I didn't see him yesterday
is a more standard way to express the basic idea.
I never saw him yesterday.
We would normally use never saw in this way only when there is a special reason to do so.
As Adam and gnasher729 point out or suggest, the reason for doing so is to communicate contrast.
For example, many prior occasions contrasted with none
Although I saw him several or many times before yesterday, I saw him zero times yesterday.
Or a lengthy period in which I might have seen him or numerous opportunities to check or notice contrasted with zero sightings
I was here all day (or I looked for him many times) but in all that long period (or on all those many occasions) I didn't see him even once.
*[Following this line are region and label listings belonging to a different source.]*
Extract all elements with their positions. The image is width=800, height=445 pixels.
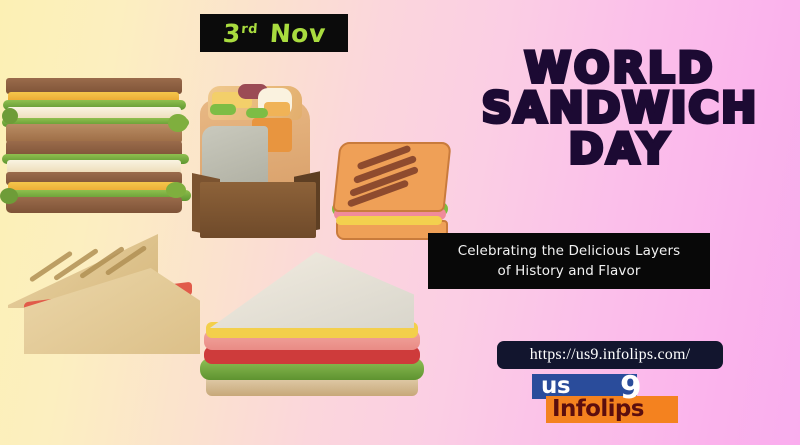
- logo-bottom-block: Infolips: [546, 396, 678, 423]
- club-sandwich-illustration: [6, 78, 182, 213]
- infolips-logo[interactable]: us Infolips 9: [524, 374, 684, 424]
- subtitle-banner: Celebrating the Delicious Layers of Hist…: [428, 233, 710, 289]
- date-ordinal: rd: [240, 21, 258, 36]
- title-line-1: WORLD: [450, 48, 790, 88]
- triangle-sandwich-illustration: [196, 252, 428, 404]
- subtitle-line-2: of History and Flavor: [498, 261, 641, 281]
- date-badge-text: 3rd Nov: [222, 21, 326, 46]
- logo-nine-text: 9: [620, 373, 642, 404]
- subtitle-line-1: Celebrating the Delicious Layers: [458, 241, 680, 261]
- website-url-badge[interactable]: https://us9.infolips.com/: [497, 341, 723, 369]
- website-url-text: https://us9.infolips.com/: [530, 346, 691, 364]
- panini-triangle-illustration: [0, 232, 222, 356]
- date-month: Nov: [268, 19, 326, 48]
- date-badge: 3rd Nov: [200, 14, 348, 52]
- page-title: WORLD SANDWICH DAY: [450, 48, 790, 169]
- date-day: 3: [222, 19, 242, 48]
- wrap-in-box-illustration: [186, 78, 338, 240]
- poster-canvas: 3rd Nov WORLD SANDWICH DAY Celebrating t…: [0, 0, 800, 445]
- grilled-sandwich-illustration: [330, 140, 454, 240]
- title-line-3: DAY: [450, 129, 790, 169]
- title-line-2: SANDWICH: [450, 88, 790, 128]
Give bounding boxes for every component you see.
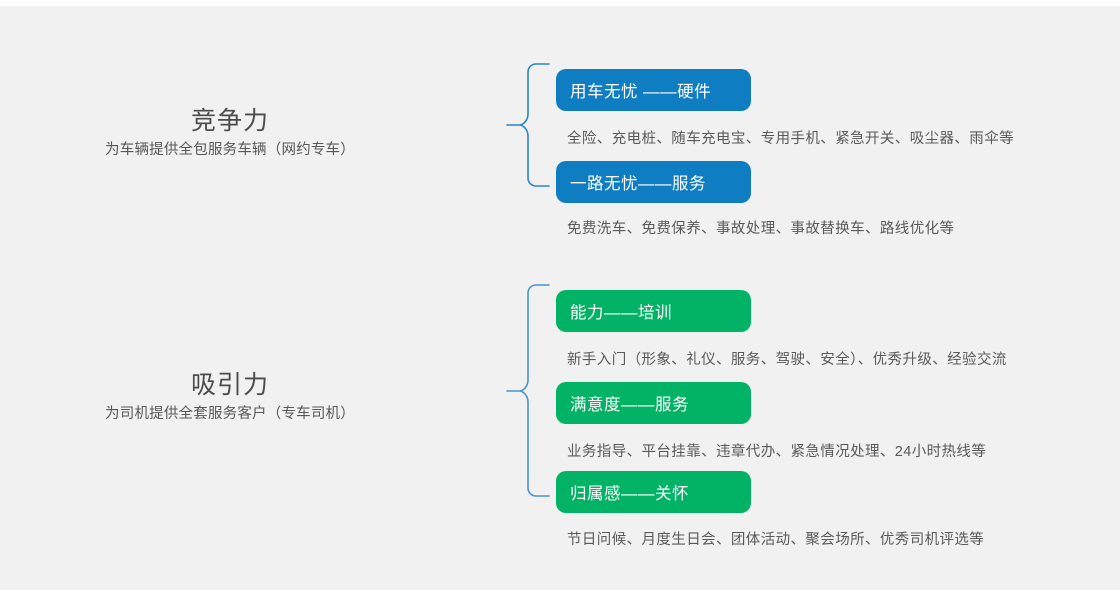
pill-label: 一路无忧——服务 <box>570 170 706 194</box>
detail-satisfaction: 业务指导、平台挂靠、违章代办、紧急情况处理、24小时热线等 <box>567 440 986 461</box>
detail-service-road: 免费洗车、免费保养、事故处理、事故替换车、路线优化等 <box>567 217 954 238</box>
pill-label: 满意度——服务 <box>570 391 689 415</box>
pill-label: 用车无忧 ——硬件 <box>570 78 711 102</box>
section-subtitle-attractiveness: 为司机提供全套服务客户（专车司机） <box>0 402 460 426</box>
curly-brace-icon <box>505 283 551 503</box>
pill-satisfaction[interactable]: 满意度——服务 <box>556 382 751 424</box>
diagram-canvas: 竞争力 为车辆提供全包服务车辆（网约专车） 吸引力 为司机提供全套服务客户（专车… <box>0 0 1120 590</box>
section-label-competitiveness: 竞争力 为车辆提供全包服务车辆（网约专车） <box>0 104 460 162</box>
pill-label: 归属感——关怀 <box>570 480 689 504</box>
detail-belonging: 节日问候、月度生日会、团体活动、聚会场所、优秀司机评选等 <box>567 528 984 549</box>
pill-hardware[interactable]: 用车无忧 ——硬件 <box>556 69 751 111</box>
section-label-attractiveness: 吸引力 为司机提供全套服务客户（专车司机） <box>0 368 460 426</box>
pill-training[interactable]: 能力——培训 <box>556 290 751 332</box>
top-white-strip <box>0 0 1120 6</box>
section-title-attractiveness: 吸引力 <box>0 368 460 402</box>
curly-brace-icon <box>505 62 551 193</box>
detail-training: 新手入门（形象、礼仪、服务、驾驶、安全）、优秀升级、经验交流 <box>567 348 1007 369</box>
section-subtitle-competitiveness: 为车辆提供全包服务车辆（网约专车） <box>0 138 460 162</box>
section-title-competitiveness: 竞争力 <box>0 104 460 138</box>
pill-label: 能力——培训 <box>570 299 672 323</box>
pill-service-road[interactable]: 一路无忧——服务 <box>556 161 751 203</box>
pill-belonging[interactable]: 归属感——关怀 <box>556 471 751 513</box>
detail-hardware: 全险、充电桩、随车充电宝、专用手机、紧急开关、吸尘器、雨伞等 <box>567 127 1014 148</box>
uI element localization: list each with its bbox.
It may be grammatical but it is a sentence that makes one stumble. One reads "I never saw him" and is astonished to find it limited to "yesterday". Then one reads the sentence again to understand how you think, but it is an unusual formulation. "Never" is used without any limitation as in "He left and we never saw him again".
The normal way of saying it would be: I didn't see him yesterday.
'Never' puts an emphasis on the statement.
In the affirmative sentences we use 'did' to emphasise on what you are saying.
- I did see him at the party yesterday.
Here you affirmatively emphasized your point.
But what if in the same situation you want to say you didn't see him there. Then it'd be,
- I didn't see him at the party yesterday. (Here 'didn't' does not denote any emphasis on the statement. it is just a plain negative statement)
But what if when you want to emphasize the point that you did not see him at the party ?
So in these situations 'never' can be used
So you can say
I never saw him at the party yesterday.
So the meaning you quoted in your answer sounds correct to me.
I was waiting for him outside the office. But he didn't come.
I was waiting for him outside the office. But he never came.
(AmE) Normally I would use "never saw" if there was an extended or repeated window when I might have seen someone or something.
Rick Astley used to play at a bar by my house each and every Wednesday, but I never saw him. Now he is retired.
I lived in the Himalayas for twenty years. People said there was a yeti nearby, but I never saw him.
These concepts could apply to yesterday too.
The mailman normally drives by my house at 5. I waited and waited, but I never saw him yesterday.
Everytime I hear a bird sing I jump to my window to try to catch a glimpse of the oriole. Usually I catch a glimpse, but I never saw him yesterday.
People do occasionally use never saw simply to impart emphasis, but with a specific time in mind (e.g. "Accuse me all you want, but I never saw him at six o'clock last night" ) I don't, and it always sounds antiquated or uneducated to my ear. I think it is a matter of style, though, not grammar.